The impact is obviously not just seen on electricity demand but has dire consequences on humanity itself. The authors highlight the impact that hotter temperatures have on humans, and point to research which shows such factors negatively impact human health, social interactions, and economic output — not to mention increased deaths due to heat waves.
“Quantifying the connection between heat and human behavior is at the frontier of climate change research,” added co-author Max Auffhammer from the University of California, Berkeley. “There now is ample evidence that when it’s hot outside, air quality suffers, people are more stressed, aggressive, violent and less productive, mortality and crime rates rise. All sectors of the economy are affected by thermal stress, from the residential to the commercial, agricultural to the industrial sector. “
This turns it back around to the underlying premise of the article, namely that to accommodate and combat the shift in temperatures and the increase in hot weather, humans naturally turn to air conditioners.

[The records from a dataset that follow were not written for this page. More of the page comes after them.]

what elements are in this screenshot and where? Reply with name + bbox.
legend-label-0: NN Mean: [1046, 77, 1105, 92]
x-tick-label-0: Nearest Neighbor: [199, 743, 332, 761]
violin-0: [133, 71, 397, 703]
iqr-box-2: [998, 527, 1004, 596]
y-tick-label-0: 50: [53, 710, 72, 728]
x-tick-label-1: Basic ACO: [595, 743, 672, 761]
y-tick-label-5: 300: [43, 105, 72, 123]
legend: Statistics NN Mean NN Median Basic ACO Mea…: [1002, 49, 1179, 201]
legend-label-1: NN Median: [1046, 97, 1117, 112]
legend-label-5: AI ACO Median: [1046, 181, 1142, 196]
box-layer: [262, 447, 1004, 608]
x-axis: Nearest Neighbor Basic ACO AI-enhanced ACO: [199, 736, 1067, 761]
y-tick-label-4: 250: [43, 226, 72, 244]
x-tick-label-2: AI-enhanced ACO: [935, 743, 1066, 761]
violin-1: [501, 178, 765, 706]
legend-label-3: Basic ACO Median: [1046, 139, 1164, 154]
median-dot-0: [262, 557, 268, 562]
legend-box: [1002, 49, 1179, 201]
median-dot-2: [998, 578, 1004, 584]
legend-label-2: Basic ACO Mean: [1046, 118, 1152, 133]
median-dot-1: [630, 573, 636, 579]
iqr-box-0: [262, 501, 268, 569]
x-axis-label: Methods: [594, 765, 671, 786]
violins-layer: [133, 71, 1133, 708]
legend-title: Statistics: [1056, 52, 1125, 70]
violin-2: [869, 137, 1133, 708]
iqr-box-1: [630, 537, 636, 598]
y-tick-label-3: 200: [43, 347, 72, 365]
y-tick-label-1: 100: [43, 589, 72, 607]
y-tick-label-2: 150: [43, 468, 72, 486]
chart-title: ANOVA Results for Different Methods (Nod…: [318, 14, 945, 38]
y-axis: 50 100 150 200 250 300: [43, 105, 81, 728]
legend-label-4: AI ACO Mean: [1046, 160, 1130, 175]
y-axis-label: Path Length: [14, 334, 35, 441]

“The main adaptation mechanism available to humans to combat high outdoor temperatures is a cooled indoor built environment, which in most settings requires the consumption of significant amounts of electricity,” continued Auffhammer. “This increased demand for air conditioning will put pressure on electricity grids when it is hot outside and generation and transmission infrastructure are already strained.”
This might sound like something of a no-brainer, but air conditioning has never found the widespread love and devotion in Europe as in other countries such as the United States and some parts of Australia.
“A few decades ago, no ordinary car in Europe had air conditioning, today almost every automobile has it — the same development will probably happen with buildings in Europe, yet not for reasons of comfort but due to necessity,” added co-author Anders Levermann from PIK and Columbia University in New York. “People will need to cool down their environments to keep up their life and economic productivity.”